Back when I was a lot younger and into Estes rockets I'd take my larger ones up to the high desert. The high desert can have wicked winds at varying speeds at varying altitudes, even relatively low off the ground. So I'd take a smoke bomb like youd get from an ice cream truck, cut the fuse down to a little nub and packed it firmly down the bottom of a D-sized rocket tube with the snipped fuse nub against the top of the rocket. It would get ejected with the chute, ignited 9/10 times and a couple seconds after being ejected it would start smoking. The Ds were the larger ones, so it would have a good drop time and leave a trail of smoke all the way down to the desert. A second or two after that you'd have a real good idea of what the wind was doing watching the smoke trail from the rocket and the longer-lingering one from the smoke bomb.

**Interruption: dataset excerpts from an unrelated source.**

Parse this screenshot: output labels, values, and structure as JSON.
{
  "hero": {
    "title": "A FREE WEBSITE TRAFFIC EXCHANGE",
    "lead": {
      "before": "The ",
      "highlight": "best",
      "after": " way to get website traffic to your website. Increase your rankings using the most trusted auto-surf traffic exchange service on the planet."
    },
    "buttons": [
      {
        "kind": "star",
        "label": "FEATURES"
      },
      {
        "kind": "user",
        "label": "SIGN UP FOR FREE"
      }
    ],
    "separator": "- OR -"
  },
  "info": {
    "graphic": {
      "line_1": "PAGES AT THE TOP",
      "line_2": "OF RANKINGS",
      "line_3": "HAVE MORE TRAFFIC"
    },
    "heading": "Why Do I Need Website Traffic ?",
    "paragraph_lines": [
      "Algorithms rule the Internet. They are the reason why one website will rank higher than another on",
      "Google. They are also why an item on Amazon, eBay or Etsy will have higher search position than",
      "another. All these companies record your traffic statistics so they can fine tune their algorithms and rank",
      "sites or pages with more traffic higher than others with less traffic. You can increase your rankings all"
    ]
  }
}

Some really strong wind shears just 50-feet up or so in the open desert were hecka fun to toy with, take a single-stage rocket that's just slightly more tail heavy fueled, strap a hefty first-stage booster with a 2-3 second delayed kick-off to it good with a couple rings of tape (making it notabley tail-heavy now). They would launch verticley straight up, arcing more with the wind and as it lost weight from the firs-stage, then with the 2-3 second delay, cruise horizontaly with it... and then the last stage kicks off, ejecting the spent engine and taking the relatively well balanced "missile" quite a distance (note: have someone on recovery duty in a car and ready to start driving, and i recomend looong bright streamers for these rockets recovery method.

). You also have a good chance of angling it into the wind, and those are maybe the most entertaining, you see the rocket arc into the wind, and as the delay between stages counts down it just hovers and starts going backwards even, then the last stage kicks off and it stay motionless a moment while at full burn, and ultimatley gaining only a few dozen yards if any right above your head.
The booster/last charge in those is pretty incindeary-ish, designed to not only kick out a chute but ignite a second-stage engine firmly placed on top of it, while also ejecting the spent engine/assemley/stage (its primarily why Estes recommends you use a special paper rather than regular tissue, as tissue/napkins/paper-towls easily ignite (besides making an extra buck)).